Писатель же уже тогда понес мне свою ахинею о языке. Что в прозе главное — язык. Слова. Терминология у него тогда — в подражание, что ли, отцам — была военная. Он писал свой первый рассказ. Говорил, что отправляется за языком через линию фронта по минному полю. Язык, говорит, — пленный солдат или, лучше, офицер, пусть выдаст свои тайны.
Я ответил, что пусть, конечно, выдаст. Но сейчас дело в другом.
— В другом?! — переспрашивает он. — В другом?! — и уже, конечно, визжит: — Да знаешь ли ты, что я могу пойти за языком, а вернусь с «Рекой Потудань». Смерть. Грянет тогда по мне вечное «Пли!», бесконечное «Пли!» для хора с оркестром. Мне нужно отрезать себе веки, иначе я зажмурюсь, а зажмуриваться нельзя, надлежит смотреть правде в лицо: Андрей Платонов жалеет человека, что его ранили на войне, жалеет картошку, что с нее срезали кожу с мясом, он обоих жалеет одинаково, я так не хочу, так нельзя, а все равно он меня везде подстерегает, где хорошо — там он.

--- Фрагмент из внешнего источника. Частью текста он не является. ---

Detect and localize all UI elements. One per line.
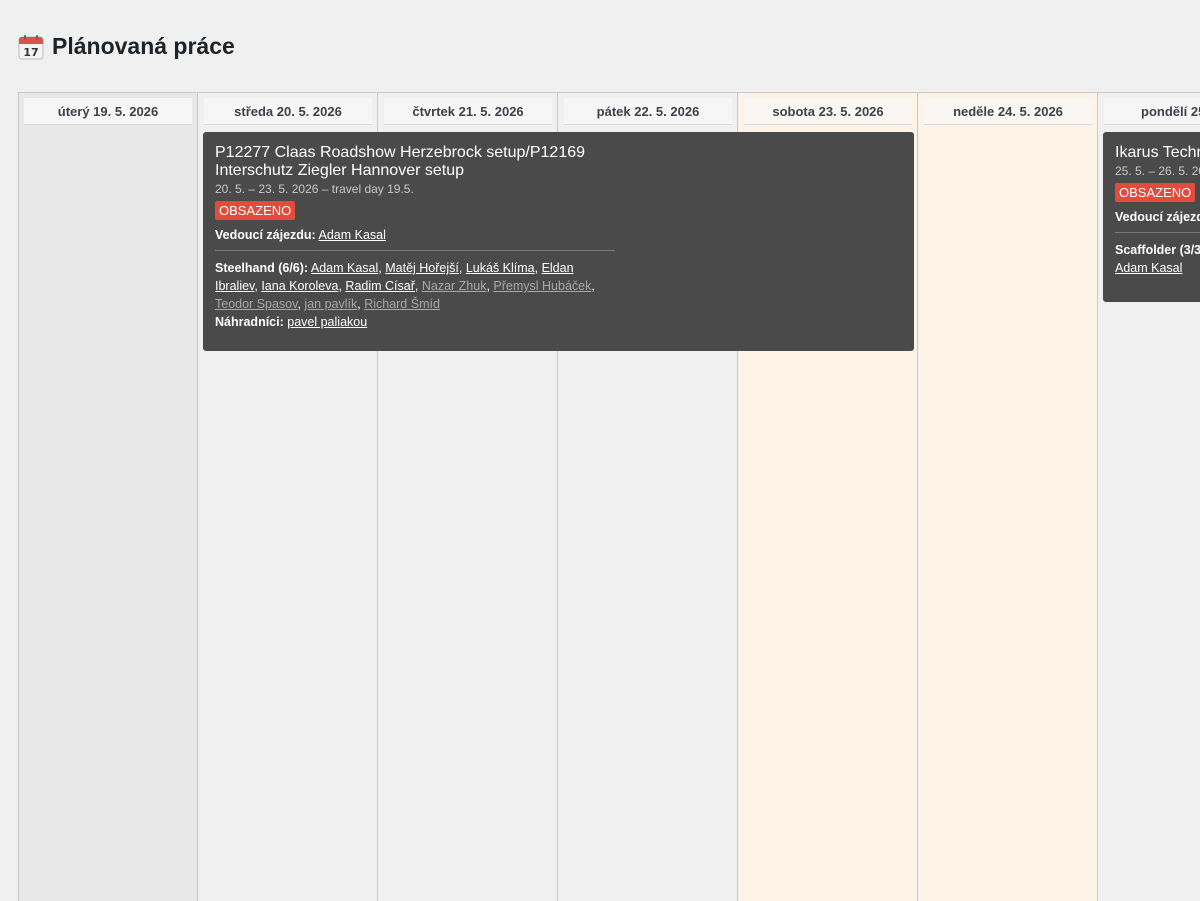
day-header: pondělí 25. 5. 2026 bbox=[1104, 98, 1200, 125]
substitutes: Náhradníci: pavel paliakou bbox=[215, 313, 902, 331]
page-title-text: Plánovaná práce bbox=[52, 33, 235, 59]
event-card[interactable]: P12277 Claas Roadshow Herzebrock setup/P… bbox=[203, 132, 914, 351]
substitutes-label: Náhradníci: bbox=[215, 315, 284, 329]
tour-leader-label: Vedoucí zájezdu: bbox=[1115, 210, 1200, 224]
crew-list: Steelhand (6/6): Adam Kasal, Matěj Hořej… bbox=[215, 261, 595, 311]
day-header: úterý 19. 5. 2026 bbox=[24, 98, 192, 125]
crew-member-link[interactable]: Teodor Spasov bbox=[215, 297, 297, 311]
divider bbox=[215, 250, 615, 251]
day-header: pátek 22. 5. 2026 bbox=[564, 98, 732, 125]
crew-label: Scaffolder (3/3): bbox=[1115, 243, 1200, 257]
day-column-tue[interactable]: úterý 19. 5. 2026 bbox=[19, 93, 198, 901]
page-title: 17 Plánovaná práce bbox=[18, 33, 235, 60]
crew-member-link[interactable]: Lukáš Klíma bbox=[466, 261, 535, 275]
day-column-sun[interactable]: neděle 24. 5. 2026 bbox=[919, 93, 1098, 901]
tour-leader-label: Vedoucí zájezdu: bbox=[215, 228, 316, 242]
day-header: čtvrtek 21. 5. 2026 bbox=[384, 98, 552, 125]
crew-label: Steelhand (6/6): bbox=[215, 261, 309, 275]
tour-leader: Vedoucí zájezdu: bbox=[1115, 208, 1200, 226]
tour-leader-link[interactable]: Adam Kasal bbox=[319, 228, 386, 242]
crew-member-link[interactable]: Iana Koroleva bbox=[261, 279, 338, 293]
crew-member-link[interactable]: Radim Císař bbox=[345, 279, 414, 293]
tour-leader: Vedoucí zájezdu: Adam Kasal bbox=[215, 226, 902, 244]
divider bbox=[1115, 232, 1200, 233]
status-badge: OBSAZENO bbox=[1115, 183, 1196, 202]
day-header: středa 20. 5. 2026 bbox=[204, 98, 372, 125]
substitute-link[interactable]: pavel paliakou bbox=[287, 315, 367, 329]
crew-member-link[interactable]: Nazar Zhuk bbox=[422, 279, 487, 293]
calendar-icon: 17 bbox=[18, 34, 44, 60]
event-card[interactable]: Ikarus Technika 25. 5. – 26. 5. 2026 OBS… bbox=[1103, 132, 1200, 302]
day-header: sobota 23. 5. 2026 bbox=[744, 98, 912, 125]
crew-list: Scaffolder (3/3): Adam Kasal bbox=[1115, 241, 1200, 277]
event-title: P12277 Claas Roadshow Herzebrock setup/P… bbox=[215, 144, 586, 179]
week-calendar: úterý 19. 5. 2026 středa 20. 5. 2026 čtv… bbox=[18, 92, 1200, 901]
event-dates: 25. 5. – 26. 5. 2026 bbox=[1115, 164, 1200, 178]
crew-member-link[interactable]: Richard Šmíd bbox=[364, 297, 440, 311]
event-dates: 20. 5. – 23. 5. 2026 – travel day 19.5. bbox=[215, 182, 414, 196]
day-header: neděle 24. 5. 2026 bbox=[924, 98, 1092, 125]
event-title: Ikarus Technika bbox=[1115, 144, 1200, 161]
crew-member-link[interactable]: Adam Kasal bbox=[311, 261, 378, 275]
status-badge: OBSAZENO bbox=[215, 201, 296, 220]
crew-member-link[interactable]: Přemysl Hubáček bbox=[493, 279, 591, 293]
crew-member-link[interactable]: Matěj Hořejší bbox=[385, 261, 459, 275]
crew-member-link[interactable]: jan pavlík bbox=[304, 297, 357, 311]
crew-member-link[interactable]: Adam Kasal bbox=[1115, 261, 1182, 275]
calendar-icon-label: 17 bbox=[23, 46, 38, 59]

Он тогда, надо думать, подражал Платонову, я ведь, признаюсь, и в те далекие времена его не читал, уже по одним выкрикам и подпрыгиваниям я догадывался, что ничего толкового он не напишет, а мне нужно было поговорить с ним о поэтессе. Он не захотел. Я подошел к ней, она выпила вина, ела яблоко, и сочное яблоко вспенившейся мякотью легкого безумия поблескивало у нее на губах.
Я не смог заговорить сразу, а стал искать какие-то обходные пути. Заговорили почему-то о Набокове, об «Аде», я даже обрадовался, что как раз через «Аду», маленькую девочку, подступлюсь к теме. А поэтесса вдруг заморгала сильно-сильно и сказала, что ничего особенного в «Аде» нет, что «Ада» — только слой нефти на поверхности моря, только старый коврик, покрывающий неубранные глубины, а гости уже на пороге…
А он подошел, взял ее при всех за руку и сказал:
— Ты не права. «Ада» — слой светлой холеной водки, отделенной ножом от шерстяного, домашней вязки томатного сока в коктейле «Кровавая Мэри».